The Billy Bishop Museum is a museum and National Historic Site of Canada in Owen Sound, Ontario, Canada that commemorates the life and achievements of First World War flying ace and Victoria Cross winner Air Marshall William Avery "Billy" Bishop VC, CB, DSO and Bar, MC, DFC. The museum is located at his birthplace and childhood home before he went to Royal Military College of Canada in Kingston, Ontario. It features artifacts including uniforms, medals, photos, models, etc. from Canadians who fought during World War I and World War II. The house has the original hardwood floors, Victorian furnishings and other personal possessions of the Bishop family. Billy Bishop Museum is a non-profit organization committed to preserving local history, including the childhood home of Victoria Cross recipient William Avery “Billy” Bishop. The Museum seeks to engage the community by connecting local stories to the Canadian war experience and broader currents of global history. A gift shop is open during museum hours.
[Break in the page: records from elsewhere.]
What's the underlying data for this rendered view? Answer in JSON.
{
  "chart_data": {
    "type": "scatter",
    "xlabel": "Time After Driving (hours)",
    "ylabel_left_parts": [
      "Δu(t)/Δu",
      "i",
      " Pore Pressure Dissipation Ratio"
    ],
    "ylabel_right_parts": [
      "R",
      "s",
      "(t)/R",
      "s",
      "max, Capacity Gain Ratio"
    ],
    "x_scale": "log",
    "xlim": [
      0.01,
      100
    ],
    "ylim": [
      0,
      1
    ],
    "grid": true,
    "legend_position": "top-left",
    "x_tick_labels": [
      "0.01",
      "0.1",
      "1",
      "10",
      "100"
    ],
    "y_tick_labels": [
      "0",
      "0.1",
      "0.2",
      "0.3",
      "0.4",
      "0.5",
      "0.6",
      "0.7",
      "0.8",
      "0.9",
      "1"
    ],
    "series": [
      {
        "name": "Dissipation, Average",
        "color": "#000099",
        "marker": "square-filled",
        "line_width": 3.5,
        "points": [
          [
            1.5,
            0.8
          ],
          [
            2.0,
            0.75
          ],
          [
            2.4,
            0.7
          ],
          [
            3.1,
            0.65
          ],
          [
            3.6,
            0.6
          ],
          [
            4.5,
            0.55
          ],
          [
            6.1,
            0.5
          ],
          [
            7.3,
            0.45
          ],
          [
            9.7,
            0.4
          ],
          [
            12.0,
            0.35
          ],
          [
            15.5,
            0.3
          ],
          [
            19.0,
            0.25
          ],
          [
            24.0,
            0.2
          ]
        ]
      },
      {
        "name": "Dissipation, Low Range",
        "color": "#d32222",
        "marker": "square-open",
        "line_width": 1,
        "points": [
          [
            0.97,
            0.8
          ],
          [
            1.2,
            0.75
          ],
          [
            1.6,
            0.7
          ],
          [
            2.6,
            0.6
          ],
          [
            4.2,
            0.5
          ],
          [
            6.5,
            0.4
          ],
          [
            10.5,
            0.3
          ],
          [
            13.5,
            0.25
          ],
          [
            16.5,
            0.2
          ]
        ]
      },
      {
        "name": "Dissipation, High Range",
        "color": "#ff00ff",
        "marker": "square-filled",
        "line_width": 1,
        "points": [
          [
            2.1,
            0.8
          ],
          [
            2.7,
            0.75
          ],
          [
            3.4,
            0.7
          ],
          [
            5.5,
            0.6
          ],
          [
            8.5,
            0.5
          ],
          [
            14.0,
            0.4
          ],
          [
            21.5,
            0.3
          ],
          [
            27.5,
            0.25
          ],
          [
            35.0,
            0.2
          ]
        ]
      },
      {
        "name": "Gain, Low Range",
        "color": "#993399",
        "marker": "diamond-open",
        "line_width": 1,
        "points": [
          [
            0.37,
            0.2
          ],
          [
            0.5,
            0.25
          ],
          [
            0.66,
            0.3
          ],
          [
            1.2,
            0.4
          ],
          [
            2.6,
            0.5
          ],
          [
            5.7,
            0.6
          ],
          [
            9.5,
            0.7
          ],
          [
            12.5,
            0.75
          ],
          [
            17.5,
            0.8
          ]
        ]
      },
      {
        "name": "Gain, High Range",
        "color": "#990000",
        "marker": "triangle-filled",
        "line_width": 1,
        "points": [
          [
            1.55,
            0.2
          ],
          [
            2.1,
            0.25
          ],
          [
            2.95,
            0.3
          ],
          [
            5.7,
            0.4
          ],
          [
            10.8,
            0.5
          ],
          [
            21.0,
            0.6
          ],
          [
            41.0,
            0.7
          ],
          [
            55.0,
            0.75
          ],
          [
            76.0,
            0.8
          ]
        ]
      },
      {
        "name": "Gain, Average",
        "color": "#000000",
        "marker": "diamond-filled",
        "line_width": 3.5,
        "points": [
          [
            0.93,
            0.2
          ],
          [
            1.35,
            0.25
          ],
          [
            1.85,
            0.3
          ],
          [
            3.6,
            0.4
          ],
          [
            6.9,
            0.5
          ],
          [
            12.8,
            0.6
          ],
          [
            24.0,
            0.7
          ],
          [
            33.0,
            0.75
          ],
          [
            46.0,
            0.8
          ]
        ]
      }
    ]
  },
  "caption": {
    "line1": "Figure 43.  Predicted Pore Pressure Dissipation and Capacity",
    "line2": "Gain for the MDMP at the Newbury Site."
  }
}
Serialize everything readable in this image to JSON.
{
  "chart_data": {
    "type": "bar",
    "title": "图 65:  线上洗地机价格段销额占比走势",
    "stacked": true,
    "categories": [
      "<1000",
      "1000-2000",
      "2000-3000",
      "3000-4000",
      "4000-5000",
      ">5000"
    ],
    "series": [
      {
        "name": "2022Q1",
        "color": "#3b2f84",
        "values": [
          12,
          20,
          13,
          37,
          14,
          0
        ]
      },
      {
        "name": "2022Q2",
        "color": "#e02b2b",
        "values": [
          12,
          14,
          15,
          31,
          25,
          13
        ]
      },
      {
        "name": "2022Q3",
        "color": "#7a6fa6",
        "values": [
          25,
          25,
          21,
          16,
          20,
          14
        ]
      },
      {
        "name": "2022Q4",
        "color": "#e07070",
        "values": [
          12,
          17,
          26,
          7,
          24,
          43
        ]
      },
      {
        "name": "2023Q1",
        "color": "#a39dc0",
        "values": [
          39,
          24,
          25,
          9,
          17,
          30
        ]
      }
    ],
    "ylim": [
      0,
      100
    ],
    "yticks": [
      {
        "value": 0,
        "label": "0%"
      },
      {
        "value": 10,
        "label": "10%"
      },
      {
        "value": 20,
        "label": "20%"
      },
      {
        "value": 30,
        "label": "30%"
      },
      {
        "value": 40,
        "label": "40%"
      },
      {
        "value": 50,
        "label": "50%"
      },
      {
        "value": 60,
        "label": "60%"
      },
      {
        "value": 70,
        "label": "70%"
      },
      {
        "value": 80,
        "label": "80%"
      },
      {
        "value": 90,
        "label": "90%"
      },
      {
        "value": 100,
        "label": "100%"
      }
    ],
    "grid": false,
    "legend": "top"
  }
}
Bishop's modest gravesite is also in Owen Sound in Greenwood Cemetery.
A plaque at the Billy Bishop Museum dedicated to William Avery "Billy" Bishop 1894-1956 was erected by the Historic Sites and Monuments Board of Canada. "Billy Bishop was renowned as a pilot with the Royal Flying Corps and Royal Air Force during World War I by shooting down at least 72 enemy aircraft and leading other daring missions against the enemy. For these exploits, he was awarded the Victoria Cross, the D.S.O. and other medals for bravery, becoming Canada's most decorated serviceman next to fellow aviator William Barker. Born in Owen Sound, he was educated here and at Royal Military College of Canada, Kingston. His later life was spent largely in England and Montreal. During part of the Second World War he served with the Royal Canadian Air Force in Ottawa as an honorary Air Marshal."

==Affiliations==
The Museum is affiliated with: CMA, CHIN, and Virtual Museum of Canada.